Coal, solar companies claim Super Bowl outage makes their case
But for Peabody Energy, a major coal producer, the message was quite different. The coal giant’s CEO said the outage “offered a convincing visual demonstration to counter those who have envisioned a world without coal.”
“Without coal, you might as well turn off half the lights not just for our favorite games but also for our cities, shops, factories and homes,” CEO Gregory H. Boyce said in a statement Monday.
The claim has limited application to the Super Bowl. While officials are still investigating what exactly happened, Entergy Corp., the utility that provides power to the Superdome, has said there wasn’t a problem on its end.

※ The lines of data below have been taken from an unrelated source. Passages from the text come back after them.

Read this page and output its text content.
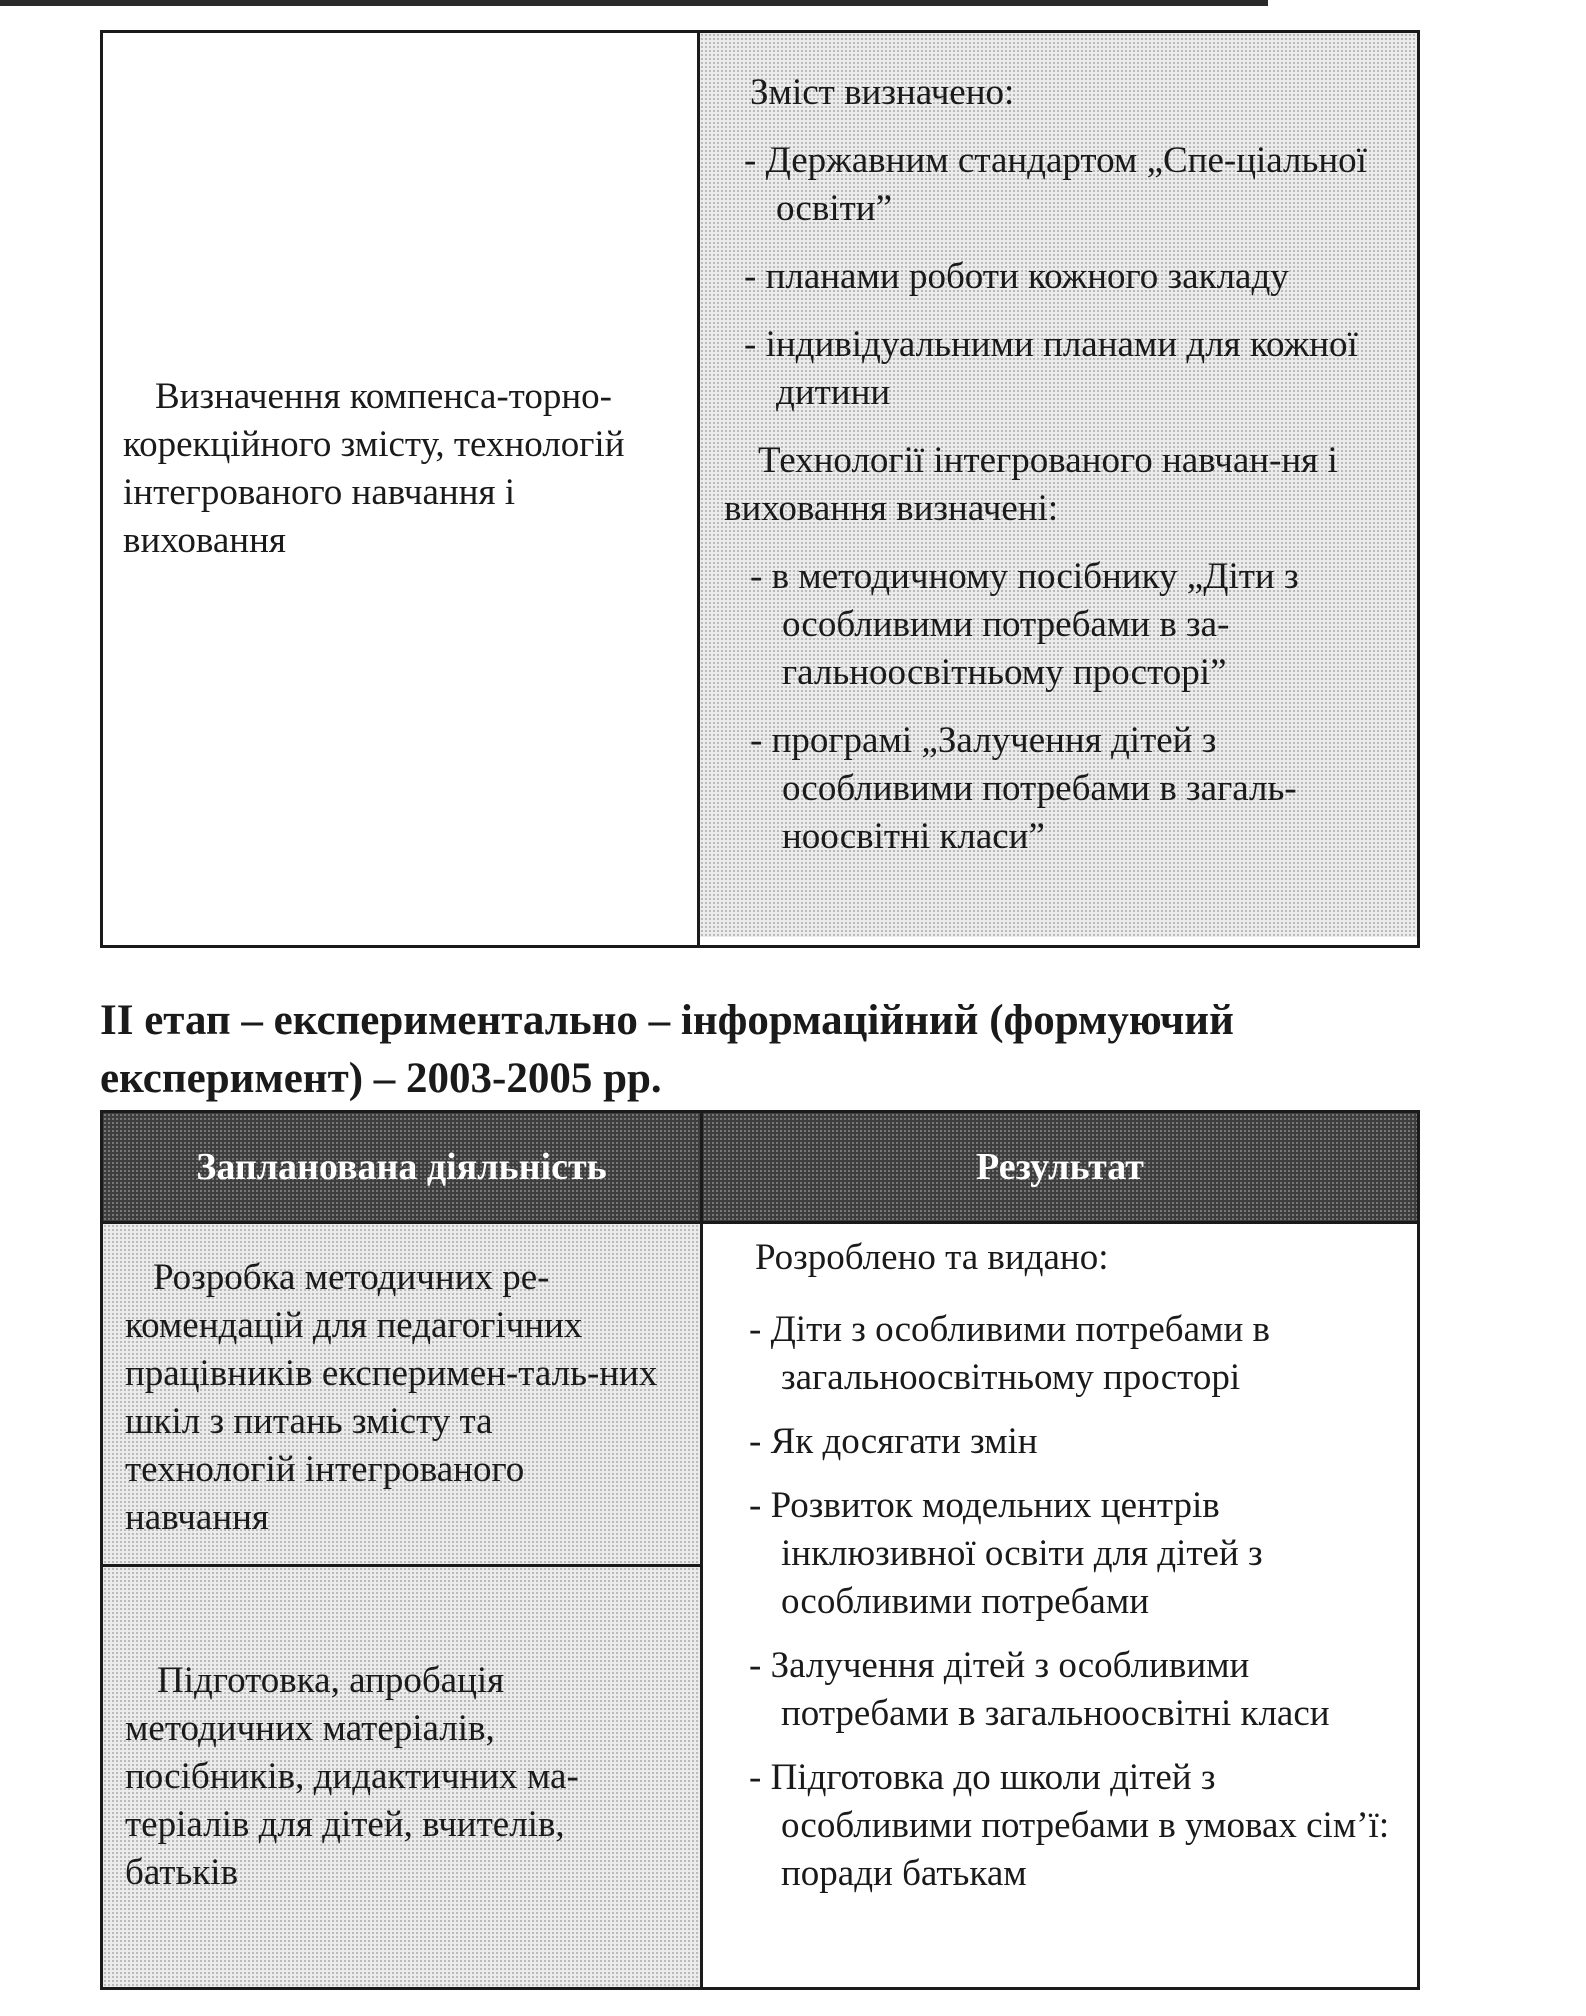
Визначення компенса-торно-корекційного змісту, технологій інтегрованого навчання і виховання

Зміст визначено:

- Державним стандартом „Спе-ціальної освіти”

- планами роботи кожного закладу

- індивідуальними планами для кожної дитини

Технології інтегрованого навчан-ня і виховання визначені:

- в методичному посібнику „Діти з особливими потребами в за-гальноосвітньому просторі”

- програмі „Залучення дітей з особливими потребами в загаль-ноосвітні класи”

ІІ етап – експериментально – інформаційний (формуючий експеримент) – 2003-2005 рр.
Запланована діяльність	Результат

Розробка методичних ре-комендацій для педагогічних працівників експеримен-таль-них шкіл з питань змісту та технологій інтегрованого навчання

Підготовка, апробація методичних матеріалів, посібників, дидактичних ма-теріалів для дітей, вчителів, батьків

Розроблено та видано:

- Діти з особливими потребами в загальноосвітньому просторі

- Як досягати змін

- Розвиток модельних центрів інклюзивної освіти для дітей з особливими потребами

- Залучення дітей з особливими потребами в загальноосвітні класи

- Підготовка до школи дітей з особливими потребами в умовах сім’ї: поради батькам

And The Wall Street Journal, taking stock of Peabody’s statement, notes that even if it had been a supply problem, the vast majority of power in Entergy’s New Orleans unit comes from nuclear or natural gas-fired generation.
NRG’s Crane, for his part, said on CNBC Tuesday morning that the 1,300-panel MetLife Stadium solar system provides 400 kilowatts, which is a very small fraction of the 18 megawatts of power that he said the New Jersey stadium needs on game days.
Still, he said more broadly that extreme weather events like Hurricane Sandy reveal the usefulness of so-called “distributed sources” of power like solar panels when the grid is disrupted.
“In the era of extreme weather that we are entering, the grid is going to get torn down,” he said. “It is insane to have a 21st century economy that is based on wooden poles, and now the technology exists for people to have more distributed generation.”
What’s clear is that the Super Bowl problem may be putting new focus on energy policy and delivery.
“Who would have known,” Crane quipped on CNBC, “that electricity could be interesting.”